More Than a Composer
As if composing masterpieces weren’t enough to keep one man (or, often enough, boy) busy, Mendelssohn took it upon himself to indulge in numerous other musical activities. In this respect he is often compared to Leonard Bernstein in our own age – a man so preternaturally talented, so brilliant in every respect that he excelled in everything he touched. He was an outstanding pianist. One contemporary described his playing as follows: “He played the piano as a lark soars. He possessed a great adroitness, sureness, strength, fluency, a soft full tone,” all qualities that have often been noted in his music as well. He was one of the leading conductors of his age, an age in which conducting as we know it today was still in its infancy. Mendelssohn was one of the first to use a baton. He assumed directorship of the Gewandhaus Orchestra in Leipzig and turned it into one of the best in Europe. As an administrator he organized and ran several music festivals in Germany and England. In 1843 he founded the Leipzig Conservatory. He taught. He lectured. He traveled constantly. He worked tirelessly on behalf of his passion, music. He also married and had children, though his domestic life remains very much in the shadows
Overwork, Burnout and Death
But all this took its toll. Even a genius is mortal, and by the time Mendelssohn was in his mid-thirties he was already suffering from what we today would call burnout. The last few years of his short life were plagued with increasing illnesses of various sorts. In the spring of 1847, upon completing a grueling round of conducting engagements in England, he wrote to his friend Karl Klingemann that “another exhausting week like this and I’m a dead man!” When he returned to Leipzig he learned, to his horror, that his beloved sister Fanny had died of a stroke. Felix never fully recovered from this blow. He had a stroke himself. A vacation in Switzerland did him little good. He began to walk with a stoop. He became ever more despondent. Nevertheless he kept up the mad pace of work. It all caught up with him later that year. On October 28 he had another stroke and a week later he was dead. It was a terrible loss to the entire world of music.

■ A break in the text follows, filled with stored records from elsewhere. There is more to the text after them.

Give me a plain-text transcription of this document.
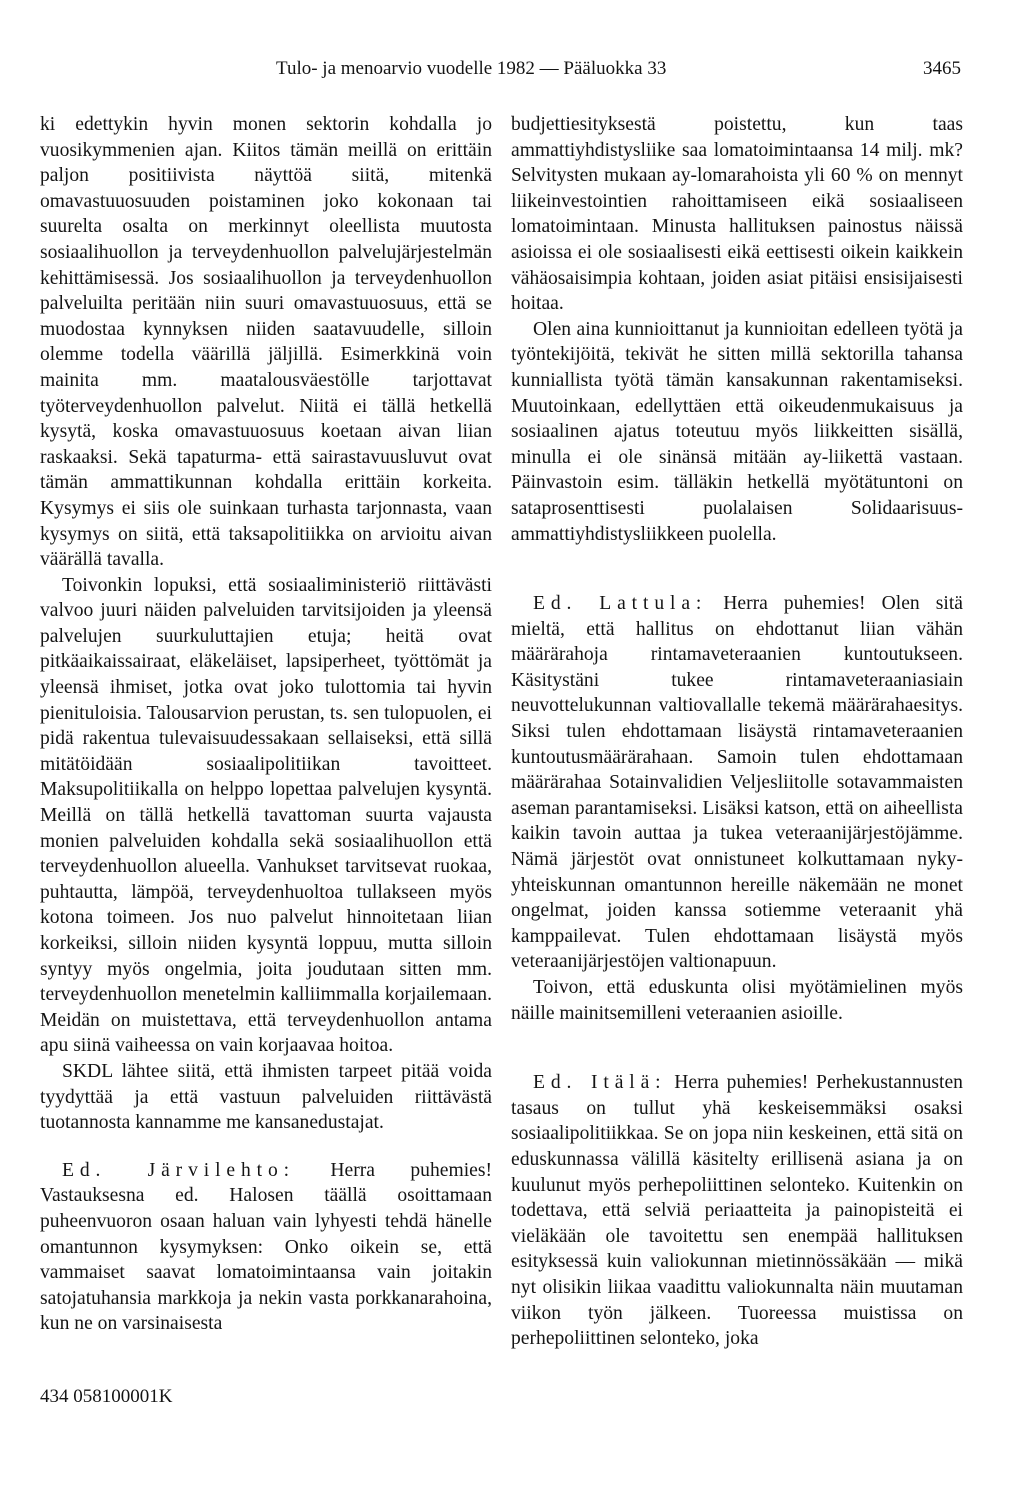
Tulo- ja menoarvio vuodelle 1982 — Pääluokka 33	3465

ki edettykin hyvin monen sektorin kohdalla jo vuosikymmenien ajan. Kiitos tämän meillä on erittäin paljon positiivista näyttöä siitä, mitenkä omavastuuosuuden poistaminen joko kokonaan tai suurelta osalta on merkinnyt oleellista muutosta sosiaalihuollon ja terveydenhuollon palvelujärjestelmän kehittämisessä. Jos sosiaalihuollon ja terveydenhuollon palveluilta peritään niin suuri omavastuuosuus, että se muodostaa kynnyksen niiden saatavuudelle, silloin olemme todella väärillä jäljillä. Esimerkkinä voin mainita mm. maatalousväestölle tarjottavat työterveydenhuollon palvelut. Niitä ei tällä hetkellä kysytä, koska omavastuuosuus koetaan aivan liian raskaaksi. Sekä tapaturma- että sairastavuusluvut ovat tämän ammattikunnan kohdalla erittäin korkeita. Kysymys ei siis ole suinkaan turhasta tarjonnasta, vaan kysymys on siitä, että taksapolitiikka on arvioitu aivan väärällä tavalla.

Toivonkin lopuksi, että sosiaaliministeriö riittävästi valvoo juuri näiden palveluiden tarvitsijoiden ja yleensä palvelujen suurkuluttajien etuja; heitä ovat pitkäaikaissairaat, eläkeläiset, lapsiperheet, työttömät ja yleensä ihmiset, jotka ovat joko tulottomia tai hyvin pienituloisia. Talousarvion perustan, ts. sen tulopuolen, ei pidä rakentua tulevaisuudessakaan sellaiseksi, että sillä mitätöidään sosiaalipolitiikan tavoitteet. Maksupolitiikalla on helppo lopettaa palvelujen kysyntä. Meillä on tällä hetkellä tavattoman suurta vajausta monien palveluiden kohdalla sekä sosiaalihuollon että terveydenhuollon alueella. Vanhukset tarvitsevat ruokaa, puhtautta, lämpöä, terveydenhuoltoa tullakseen myös kotona toimeen. Jos nuo palvelut hinnoitetaan liian korkeiksi, silloin niiden kysyntä loppuu, mutta silloin syntyy myös ongelmia, joita joudutaan sitten mm. terveydenhuollon menetelmin kalliimmalla korjailemaan. Meidän on muistettava, että terveydenhuollon antama apu siinä vaiheessa on vain korjaavaa hoitoa.

SKDL lähtee siitä, että ihmisten tarpeet pitää voida tyydyttää ja että vastuun palveluiden riittävästä tuotannosta kannamme me kansanedustajat.

Ed. Järvilehto: Herra puhemies! Vastauksesna ed. Halosen täällä osoittamaan puheenvuoron osaan haluan vain lyhyesti tehdä hänelle omantunnon kysymyksen: Onko oikein se, että vammaiset saavat lomatoimintaansa vain joitakin satojatuhansia markkoja ja nekin vasta porkkanarahoina, kun ne on varsinaisesta

budjettiesityksestä poistettu, kun taas ammattiyhdistysliike saa lomatoimintaansa 14 milj. mk? Selvitysten mukaan ay-lomarahoista yli 60 % on mennyt liikeinvestointien rahoittamiseen eikä sosiaaliseen lomatoimintaan. Minusta hallituksen painostus näissä asioissa ei ole sosiaalisesti eikä eettisesti oikein kaikkein vähäosaisimpia kohtaan, joiden asiat pitäisi ensisijaisesti hoitaa.

Olen aina kunnioittanut ja kunnioitan edelleen työtä ja työntekijöitä, tekivät he sitten millä sektorilla tahansa kunniallista työtä tämän kansakunnan rakentamiseksi. Muutoinkaan, edellyttäen että oikeudenmukaisuus ja sosiaalinen ajatus toteutuu myös liikkeitten sisällä, minulla ei ole sinänsä mitään ay-liikettä vastaan. Päinvastoin esim. tälläkin hetkellä myötätuntoni on sataprosenttisesti puolalaisen Solidaarisuus-ammattiyhdistysliikkeen puolella.

Ed. Lattula: Herra puhemies! Olen sitä mieltä, että hallitus on ehdottanut liian vähän määrärahoja rintamaveteraanien kuntoutukseen. Käsitystäni tukee rintamaveteraaniasiain neuvottelukunnan valtiovallalle tekemä määrärahaesitys. Siksi tulen ehdottamaan lisäystä rintamaveteraanien kuntoutusmäärärahaan. Samoin tulen ehdottamaan määrärahaa Sotainvalidien Veljesliitolle sotavammaisten aseman parantamiseksi. Lisäksi katson, että on aiheellista kaikin tavoin auttaa ja tukea veteraanijärjestöjämme. Nämä järjestöt ovat onnistuneet kolkuttamaan nyky-yhteiskunnan omantunnon hereille näkemään ne monet ongelmat, joiden kanssa sotiemme veteraanit yhä kamppailevat. Tulen ehdottamaan lisäystä myös veteraanijärjestöjen valtionapuun.

Toivon, että eduskunta olisi myötämielinen myös näille mainitsemilleni veteraanien asioille.

Ed. Itälä: Herra puhemies! Perhekustannusten tasaus on tullut yhä keskeisemmäksi osaksi sosiaalipolitiikkaa. Se on jopa niin keskeinen, että sitä on eduskunnassa välillä käsitelty erillisenä asiana ja on kuulunut myös perhepoliittinen selonteko. Kuitenkin on todettava, että selviä periaatteita ja painopisteitä ei vieläkään ole tavoitettu sen enempää hallituksen esityksessä kuin valiokunnan mietinnössäkään — mikä nyt olisikin liikaa vaadittu valiokunnalta näin muutaman viikon työn jälkeen. Tuoreessa muistissa on perhepoliittinen selonteko, joka

434 058100001K
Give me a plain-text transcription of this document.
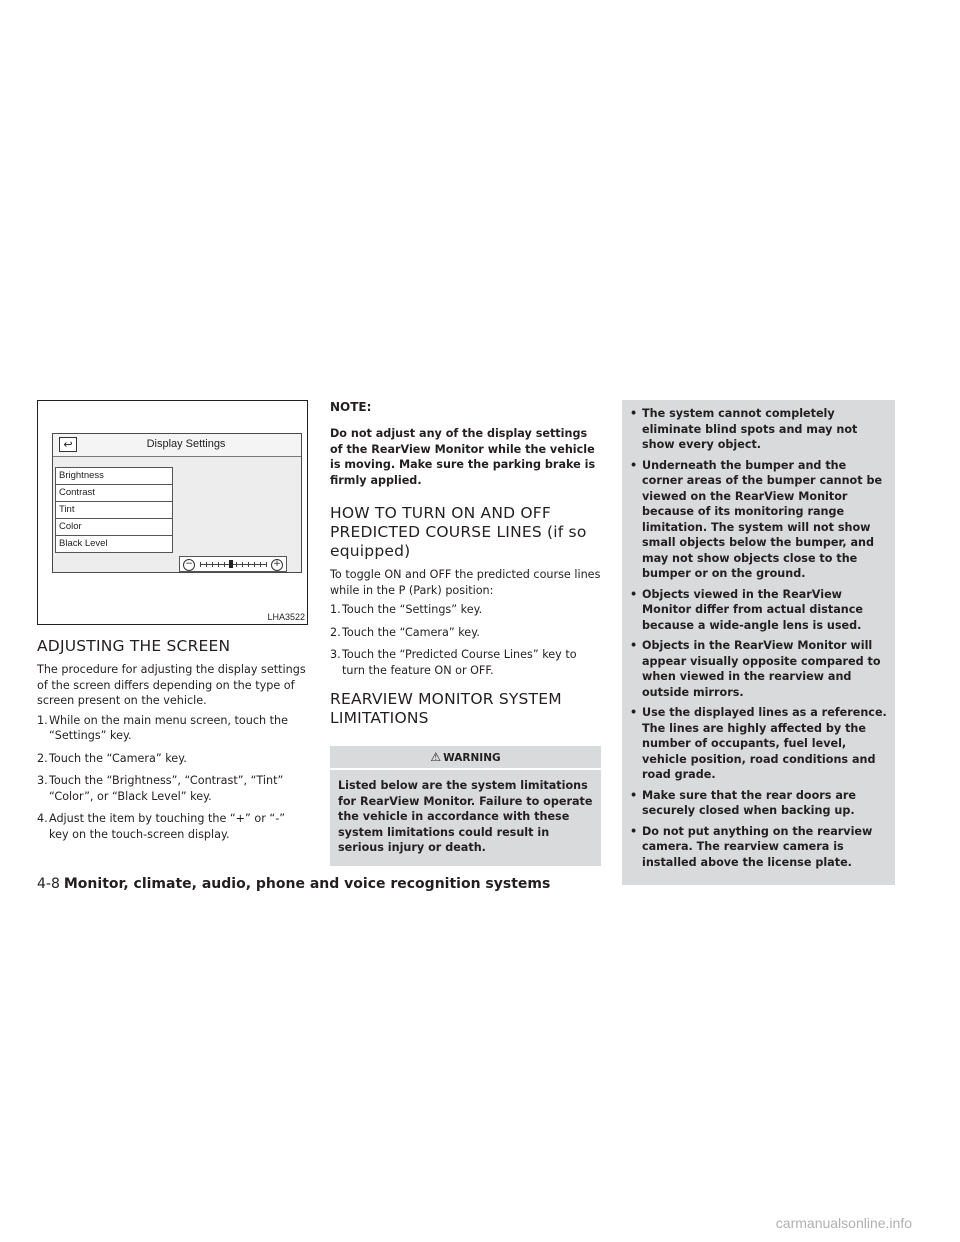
↩	Display Settings
Brightness
Contrast
Tint
Color
Black Level
−	+
LHA3522
ADJUSTING THE SCREEN

The procedure for adjusting the display settings of the screen differs depending on the type of screen present on the vehicle.

1. While on the main menu screen, touch the “Settings” key.
2. Touch the “Camera” key.
3. Touch the “Brightness”, “Contrast”, “Tint” “Color”, or “Black Level” key.
4. Adjust the item by touching the “+” or “-” key on the touch-screen display.
NOTE:

Do not adjust any of the display settings of the RearView Monitor while the vehicle is moving. Make sure the parking brake is firmly applied.

HOW TO TURN ON AND OFF PREDICTED COURSE LINES (if so equipped)

To toggle ON and OFF the predicted course lines while in the P (Park) position:

1. Touch the “Settings” key.
2. Touch the “Camera” key.
3. Touch the “Predicted Course Lines” key to turn the feature ON or OFF.
REARVIEW MONITOR SYSTEM LIMITATIONS
⚠ WARNING

Listed below are the system limitations for RearView Monitor. Failure to operate the vehicle in accordance with these system limitations could result in serious injury or death.

• The system cannot completely eliminate blind spots and may not show every object.
• Underneath the bumper and the corner areas of the bumper cannot be viewed on the RearView Monitor because of its monitoring range limitation. The system will not show small objects below the bumper, and may not show objects close to the bumper or on the ground.
• Objects viewed in the RearView Monitor differ from actual distance because a wide-angle lens is used.
• Objects in the RearView Monitor will appear visually opposite compared to when viewed in the rearview and outside mirrors.
• Use the displayed lines as a reference. The lines are highly affected by the number of occupants, fuel level, vehicle position, road conditions and road grade.
• Make sure that the rear doors are securely closed when backing up.
• Do not put anything on the rearview camera. The rearview camera is installed above the license plate.
4-8 Monitor, climate, audio, phone and voice recognition systems
carmanualsonline.info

Mendelssohn's Enduring Legacy
Mendelssohn’s contemporary, the composer and critic Robert Schumann , called him “the Mozart of the nineteenth century.” By this he meant that Mendelssohn’s music was imbued with those qualities that we so greatly admire in Mozart’s – textural transparency (you can always hear exactly who is playing what), economy of means, a sense of proportion, coherent structures, formal balance and elegance – all the hallmarks of classicism. Nothing revolutionary. Nothing in excess. What Mendelssohn lacked - and what Mozart displayed as he matured - was a sense of adventure, of harmonic boldness, of pushing the ceiling and forcing listeners to peer into new musical worlds. But this should not be interpreted as a defect. What Mendelssohn did he did extremely well.
Great Admiration
We must remember that he was universally admired within his lifetime, an accomplishment shared by few other great composers and certainly not by most of our musical heroes (Bach, Mozart, Beethoven and Stravinsky among them). Even such avant-garde composers like his contemporaries Berlioz and Liszt accorded Mendelssohn the highest praise. So too do we today. And lest we forget a birthday, 2009 marks the 200th of Mendelssohn’s birth. His music rightly remains in the forefront of every orchestra’s repertory, as can be seen in the NAC Orchestra’s programming year after year.